After approximately 1 month after running without issue on-site, and 1 week after setting users up and joining to the domain, the SBS server began locking up. When it occurs, you cannot move the mouse, use the keyboard, or RDP in, but pings do respond. Only recourse is a hard reboot, then the system comes back up without issue. It proceeds to run again for something like a week, until the next lockup.
The log files usually show next to nothing shortly before the hang, except for some windows server errors about not being able to contact the domain . (IE, "The DHCP service failed to see a directory server for authorization." and "The processing of Group Policy failed. Windows could not obtain the name of a domain controller. This could be caused by a name resolution failure. Verify your Domain Name System (DNS) is configured and working correctly.")

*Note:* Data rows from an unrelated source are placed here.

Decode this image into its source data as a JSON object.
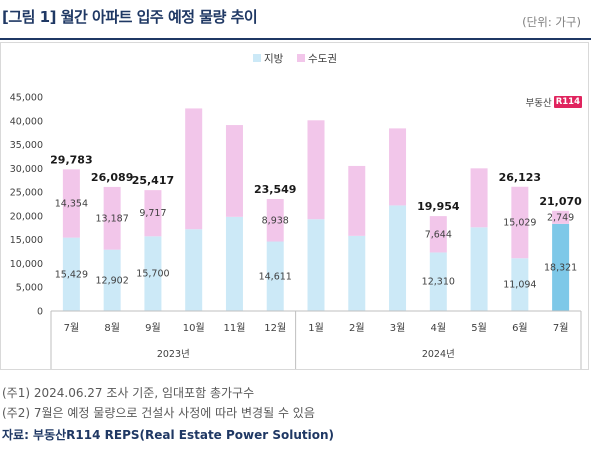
{
  "header": {
    "title": "[그림 1] 월간 아파트 입주 예정 물량 추이",
    "unit": "(단위: 가구)"
  },
  "logo": {
    "text": "부동산",
    "badge": "R114"
  },
  "colors": {
    "region": "#cce9f7",
    "capital": "#f2c6ea",
    "forecast_region": "#7ec8e8",
    "forecast_capital": "#f2c6ea",
    "axis": "#bfbfbf"
  },
  "chart_data": {
    "type": "bar",
    "stacked": true,
    "categories": [
      "7월",
      "8월",
      "9월",
      "10월",
      "11월",
      "12월",
      "1월",
      "2월",
      "3월",
      "4월",
      "5월",
      "6월",
      "7월"
    ],
    "groups": [
      {
        "label": "2023년",
        "from": 0,
        "to": 5
      },
      {
        "label": "2024년",
        "from": 6,
        "to": 12
      }
    ],
    "series": [
      {
        "name": "지방",
        "values": [
          15429,
          12902,
          15700,
          17200,
          19800,
          14611,
          19300,
          15800,
          22200,
          12310,
          17600,
          11094,
          18321
        ]
      },
      {
        "name": "수도권",
        "values": [
          14354,
          13187,
          9717,
          25400,
          19300,
          8938,
          20800,
          14700,
          16200,
          7644,
          12400,
          15029,
          2749
        ]
      }
    ],
    "segment_labels": [
      [
        "15,429",
        "12,902",
        "15,700",
        "",
        "",
        "14,611",
        "",
        "",
        "",
        "12,310",
        "",
        "11,094",
        "18,321"
      ],
      [
        "14,354",
        "13,187",
        "9,717",
        "",
        "",
        "8,938",
        "",
        "",
        "",
        "7,644",
        "",
        "15,029",
        "2,749"
      ]
    ],
    "total_labels": [
      "29,783",
      "26,089",
      "25,417",
      "",
      "",
      "23,549",
      "",
      "",
      "",
      "19,954",
      "",
      "26,123",
      "21,070"
    ],
    "forecast_index": 12,
    "yticks": [
      "0",
      "5,000",
      "10,000",
      "15,000",
      "20,000",
      "25,000",
      "30,000",
      "35,000",
      "40,000",
      "45,000"
    ],
    "ylim": [
      0,
      45000
    ],
    "legend_position": "top-center"
  },
  "notes": [
    "(주1) 2024.06.27 조사 기준, 임대포함 총가구수",
    "(주2) 7월은 예정 물량으로 건설사 사정에 따라 변경될 수 있음"
  ],
  "source": "자료: 부동산R114 REPS(Real Estate Power Solution)"
}
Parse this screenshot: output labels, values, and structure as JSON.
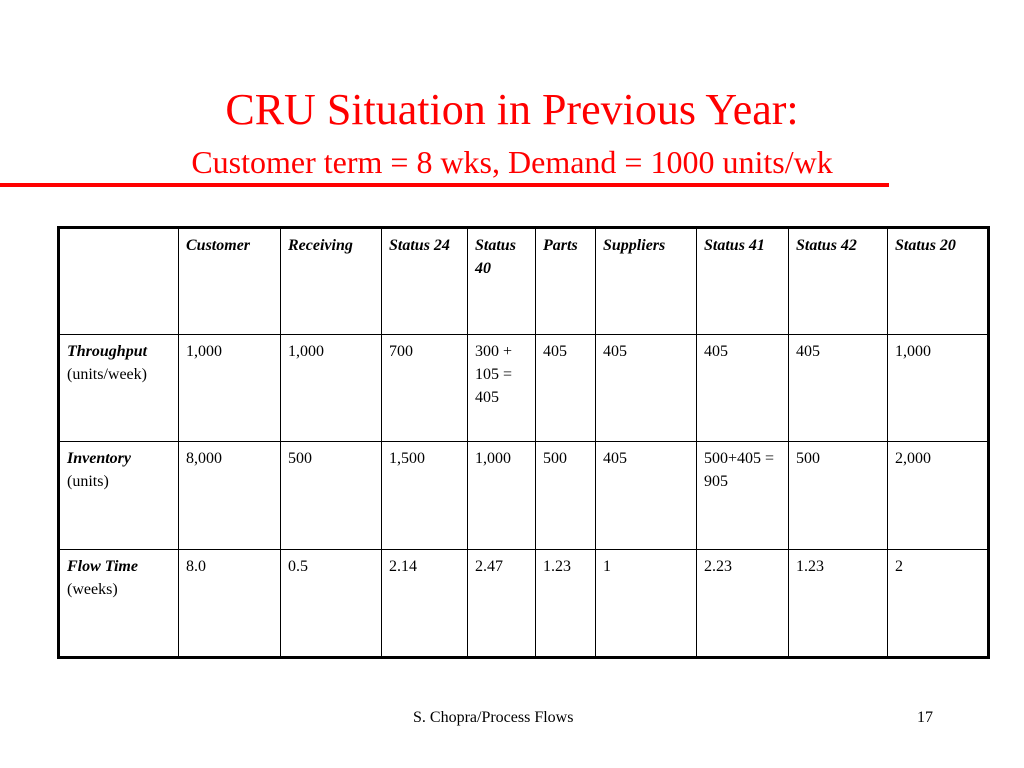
{
  "slide": {
    "title": "CRU Situation in Previous Year:",
    "subtitle": "Customer term = 8 wks, Demand = 1000 units/wk",
    "footer": "S. Chopra/Process Flows",
    "page_number": "17"
  },
  "table": {
    "columns": [
      "",
      "Customer",
      "Receiving",
      "Status 24",
      "Status 40",
      "Parts",
      "Suppliers",
      "Status 41",
      "Status 42",
      "Status 20"
    ],
    "rows": [
      {
        "name": "Throughput",
        "unit": "(units/week)",
        "cells": [
          "1,000",
          "1,000",
          "700",
          "300 + 105 = 405",
          "405",
          "405",
          "405",
          "405",
          "1,000"
        ]
      },
      {
        "name": "Inventory",
        "unit": "(units)",
        "cells": [
          "8,000",
          "500",
          "1,500",
          "1,000",
          "500",
          "405",
          "500+405 = 905",
          "500",
          "2,000"
        ]
      },
      {
        "name": "Flow Time",
        "unit": "(weeks)",
        "cells": [
          "8.0",
          "0.5",
          "2.14",
          "2.47",
          "1.23",
          "1",
          "2.23",
          "1.23",
          "2"
        ]
      }
    ]
  },
  "colors": {
    "title": "#ff0000",
    "text": "#000000",
    "background": "#ffffff"
  }
}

There are, however, recurring iaStor timeout errors that I have not been able to resolve: "The device, \Device\Ide\iaStor0, did not respond within the timeout period." They do not seem to correspond with the hangs, but obviously could be the issue. Using either AHCI driver provided by Intel (the one included in the chipset drivers, or the separate RST AHCI driver) has not fixed the errors nor has updating both BIOSes to the most recent version available. I also tried the registry fix for disabling the link power management, which also did not resolve the errors. (For what it's worth, the mode is set to AHCI in the BIOS.)

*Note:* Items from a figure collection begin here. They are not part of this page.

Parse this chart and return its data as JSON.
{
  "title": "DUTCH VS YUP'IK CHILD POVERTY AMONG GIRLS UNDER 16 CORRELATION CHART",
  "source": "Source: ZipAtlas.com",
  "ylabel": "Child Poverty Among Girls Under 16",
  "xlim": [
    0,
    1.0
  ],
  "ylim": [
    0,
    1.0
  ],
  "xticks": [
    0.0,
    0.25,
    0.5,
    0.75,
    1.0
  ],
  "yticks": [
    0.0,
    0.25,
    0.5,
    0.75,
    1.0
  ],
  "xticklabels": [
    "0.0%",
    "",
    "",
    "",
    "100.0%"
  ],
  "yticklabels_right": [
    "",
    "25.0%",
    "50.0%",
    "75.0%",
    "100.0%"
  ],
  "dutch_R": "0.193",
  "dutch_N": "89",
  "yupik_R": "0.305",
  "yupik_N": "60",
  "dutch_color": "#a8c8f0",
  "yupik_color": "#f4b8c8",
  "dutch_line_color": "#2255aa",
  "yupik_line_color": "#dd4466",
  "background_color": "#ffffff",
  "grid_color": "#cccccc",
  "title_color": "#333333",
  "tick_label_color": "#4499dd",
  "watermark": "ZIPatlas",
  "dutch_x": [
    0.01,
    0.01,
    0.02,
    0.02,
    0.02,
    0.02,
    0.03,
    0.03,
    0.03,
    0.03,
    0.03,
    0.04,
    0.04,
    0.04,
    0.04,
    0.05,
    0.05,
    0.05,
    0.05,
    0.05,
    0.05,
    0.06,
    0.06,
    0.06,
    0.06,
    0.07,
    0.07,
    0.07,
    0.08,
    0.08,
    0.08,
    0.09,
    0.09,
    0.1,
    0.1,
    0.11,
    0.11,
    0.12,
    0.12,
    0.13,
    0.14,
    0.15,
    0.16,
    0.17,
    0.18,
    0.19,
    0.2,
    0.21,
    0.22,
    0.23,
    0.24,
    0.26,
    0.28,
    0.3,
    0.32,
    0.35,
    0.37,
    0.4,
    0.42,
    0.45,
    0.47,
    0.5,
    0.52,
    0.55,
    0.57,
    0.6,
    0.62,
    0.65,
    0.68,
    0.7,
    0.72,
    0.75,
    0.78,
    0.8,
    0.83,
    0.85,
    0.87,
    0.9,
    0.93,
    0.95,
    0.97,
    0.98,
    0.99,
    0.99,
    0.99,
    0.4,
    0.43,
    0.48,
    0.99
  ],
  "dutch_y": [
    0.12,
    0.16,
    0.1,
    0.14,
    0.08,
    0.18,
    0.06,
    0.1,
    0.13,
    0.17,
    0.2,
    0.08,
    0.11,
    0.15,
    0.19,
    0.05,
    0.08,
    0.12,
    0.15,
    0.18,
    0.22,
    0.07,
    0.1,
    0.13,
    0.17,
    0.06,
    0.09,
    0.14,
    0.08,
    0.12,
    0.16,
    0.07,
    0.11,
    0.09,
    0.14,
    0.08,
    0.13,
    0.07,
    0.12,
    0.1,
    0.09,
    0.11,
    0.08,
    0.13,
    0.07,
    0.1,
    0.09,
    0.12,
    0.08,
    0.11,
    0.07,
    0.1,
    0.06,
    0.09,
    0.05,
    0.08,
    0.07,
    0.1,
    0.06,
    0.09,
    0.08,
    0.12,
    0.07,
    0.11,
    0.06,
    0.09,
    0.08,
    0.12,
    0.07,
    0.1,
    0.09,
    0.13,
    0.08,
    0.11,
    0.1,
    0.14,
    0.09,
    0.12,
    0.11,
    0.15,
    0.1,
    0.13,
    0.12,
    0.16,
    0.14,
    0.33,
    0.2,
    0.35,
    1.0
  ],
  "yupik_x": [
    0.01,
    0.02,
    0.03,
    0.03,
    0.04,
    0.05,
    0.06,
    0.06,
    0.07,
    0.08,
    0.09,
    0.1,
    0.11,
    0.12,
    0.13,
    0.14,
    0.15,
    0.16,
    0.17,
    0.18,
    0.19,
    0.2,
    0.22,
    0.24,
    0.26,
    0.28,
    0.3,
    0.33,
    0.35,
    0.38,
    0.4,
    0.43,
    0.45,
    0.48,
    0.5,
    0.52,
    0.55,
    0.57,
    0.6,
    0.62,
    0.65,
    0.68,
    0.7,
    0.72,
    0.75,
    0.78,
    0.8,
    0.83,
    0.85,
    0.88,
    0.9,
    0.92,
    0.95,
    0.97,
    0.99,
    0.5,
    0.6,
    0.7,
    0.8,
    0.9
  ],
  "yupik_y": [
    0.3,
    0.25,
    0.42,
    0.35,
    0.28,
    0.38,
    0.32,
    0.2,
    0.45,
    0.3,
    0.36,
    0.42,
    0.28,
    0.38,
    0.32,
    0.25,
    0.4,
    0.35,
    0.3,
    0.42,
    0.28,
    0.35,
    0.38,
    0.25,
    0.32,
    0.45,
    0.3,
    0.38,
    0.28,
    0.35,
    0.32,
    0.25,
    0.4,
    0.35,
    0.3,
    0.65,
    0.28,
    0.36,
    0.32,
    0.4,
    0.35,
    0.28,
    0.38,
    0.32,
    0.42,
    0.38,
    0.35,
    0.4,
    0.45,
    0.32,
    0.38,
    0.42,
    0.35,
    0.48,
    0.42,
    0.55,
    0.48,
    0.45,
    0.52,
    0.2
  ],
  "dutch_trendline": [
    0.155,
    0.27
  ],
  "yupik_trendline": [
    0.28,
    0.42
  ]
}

It gets more bizarre. After pulling the plug and booting the SBS server one time after a hang, the system came back up only showing 8GB of memory out of the 16GB installed. Note this was in Windows in the task manager and computer properties; I was not present to see what the BIOS had detected at boot. In any event, it ran all day without issue like that, then that evening I rebooted, didn't touch a thing, ran a full 1.5 hour long memtest86+, and it passed with flying colors on all 16GB. Booted Windows, and all 16GB was back. The supplier gave us a new motherboard after this, which we swapped about 1 week ago, but then the server hung again yesterday showing that was not the issue. I was getting ready to ask to replace the memory (despite memtest passing) when the totally separate, second R2 server hung this morning for the first time in the exact same way as the SBS server. It's been getting more use lately, which I think is what triggered it.
Because both servers seem to be having the same problem (including the repeated iastor errors) I'm leaning towards some kind of incompatibility with the 520 Series SSDs and this board. It just seems too unlikely to be separate hardware failures, unless somehow we got a bad batch of SSDs, something I find hard to believe given how many we've installed and how little issues we've had with them.
Any thoughts in a direction to go? I'm ready to pull my hair out!